The first step of the pipeline is data ingestion. This stage will be responsible for running the extractors that will collect data from the different sources and load them into the data lake
a great improvement I recommend you to make is to use Lambda to run those scripts. Lambda is a great serverless solution provided by AWS. By using Lambda, you will not need to worry about maintaining a server nor need to pay for a 24 hour server that you will use only for a few hours.
But where should I load that data? S3 is a great storage service provided by AWS. It is both highly available and cost efficient and can be a perfect solution to build your data lake on. Once the scripts extracted the data from the different data sources, the data was loaded into S3.
It is important to think about how you want to organize your data lake. For this pipeline, once we would not have a team of scientists and analysts working on that data and once our data came from the sources pretty organized, I created only a raw partition on S3 where I stored data in its true form (the way they came from the source) with just a few adjustments that were made in the Node JS script.
Raw: here you will store data in its true form, the way it came from the source without modifications.
Transformed: after transforming data, treating possible problems such as standardization, missing values and those kind of problems, data will be loaded here. That data will be useful for data scientists.
Enriched: for analysis you will have to enrich data. You may want to create a One Big Table (OBT) that suits your business rules so that you can have all information an analyst will need in one place. That’s the data that will be stored on this layer.
Data warehouse
Now that your data is already on your data lake, transformed and enriched, it is time to send it to a data warehouse! I have been using Redshift for a while now and I have been having a great experience with it. It is a very performing and reliable solution with a fair price. Redshift also provides a very great resource, called Redshift Spectrum, that makes it possible to query data directly from your data lake on S3.
What is data worth for if people cannot access it? As the last step, you will need to integrate a visualization tool to your pipeline. The tool I chose to use for that was Metabase.

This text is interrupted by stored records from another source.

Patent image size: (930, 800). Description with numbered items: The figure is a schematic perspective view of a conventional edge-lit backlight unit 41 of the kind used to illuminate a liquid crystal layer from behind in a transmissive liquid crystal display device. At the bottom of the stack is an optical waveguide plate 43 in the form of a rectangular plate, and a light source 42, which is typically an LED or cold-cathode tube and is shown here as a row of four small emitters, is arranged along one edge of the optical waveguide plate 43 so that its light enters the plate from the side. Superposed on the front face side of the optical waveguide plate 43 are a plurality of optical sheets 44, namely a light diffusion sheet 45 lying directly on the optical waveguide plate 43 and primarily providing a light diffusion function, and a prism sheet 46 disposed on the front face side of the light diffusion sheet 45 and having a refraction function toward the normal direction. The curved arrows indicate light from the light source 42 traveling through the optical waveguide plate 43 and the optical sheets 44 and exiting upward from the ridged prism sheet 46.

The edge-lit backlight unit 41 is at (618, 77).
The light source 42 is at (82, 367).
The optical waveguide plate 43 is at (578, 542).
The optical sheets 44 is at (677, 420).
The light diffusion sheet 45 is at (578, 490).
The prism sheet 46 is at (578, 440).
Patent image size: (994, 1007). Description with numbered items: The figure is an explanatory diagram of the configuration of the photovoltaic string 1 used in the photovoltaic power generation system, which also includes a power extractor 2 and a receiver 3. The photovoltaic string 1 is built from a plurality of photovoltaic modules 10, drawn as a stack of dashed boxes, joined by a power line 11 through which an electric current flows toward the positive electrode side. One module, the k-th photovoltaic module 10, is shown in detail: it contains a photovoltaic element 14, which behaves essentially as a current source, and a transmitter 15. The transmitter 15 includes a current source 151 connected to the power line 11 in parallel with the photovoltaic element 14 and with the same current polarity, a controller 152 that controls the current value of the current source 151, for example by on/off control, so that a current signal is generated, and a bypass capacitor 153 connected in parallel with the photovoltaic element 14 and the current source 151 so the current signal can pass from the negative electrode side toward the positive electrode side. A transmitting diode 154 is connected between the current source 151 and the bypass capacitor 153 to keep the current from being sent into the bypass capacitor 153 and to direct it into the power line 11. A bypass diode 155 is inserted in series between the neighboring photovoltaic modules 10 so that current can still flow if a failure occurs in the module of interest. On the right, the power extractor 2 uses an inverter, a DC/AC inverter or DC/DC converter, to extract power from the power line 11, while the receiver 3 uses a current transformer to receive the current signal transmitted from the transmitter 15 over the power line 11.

Metabase is a great open source visualization tool. It offers an intuitive and user-friendly interface so that users with no knowledge of queries, SQL and those stuffs will be able to explore data and create graphs and dashboards to visualize their results. Metabase also allows users to define notifications via email and slack, to receive scheduled emails informing about defined metrics or analysis, to create collections where you can group data by company’s divisions, to create panels to present your analysis to restrain access to user groups and so on.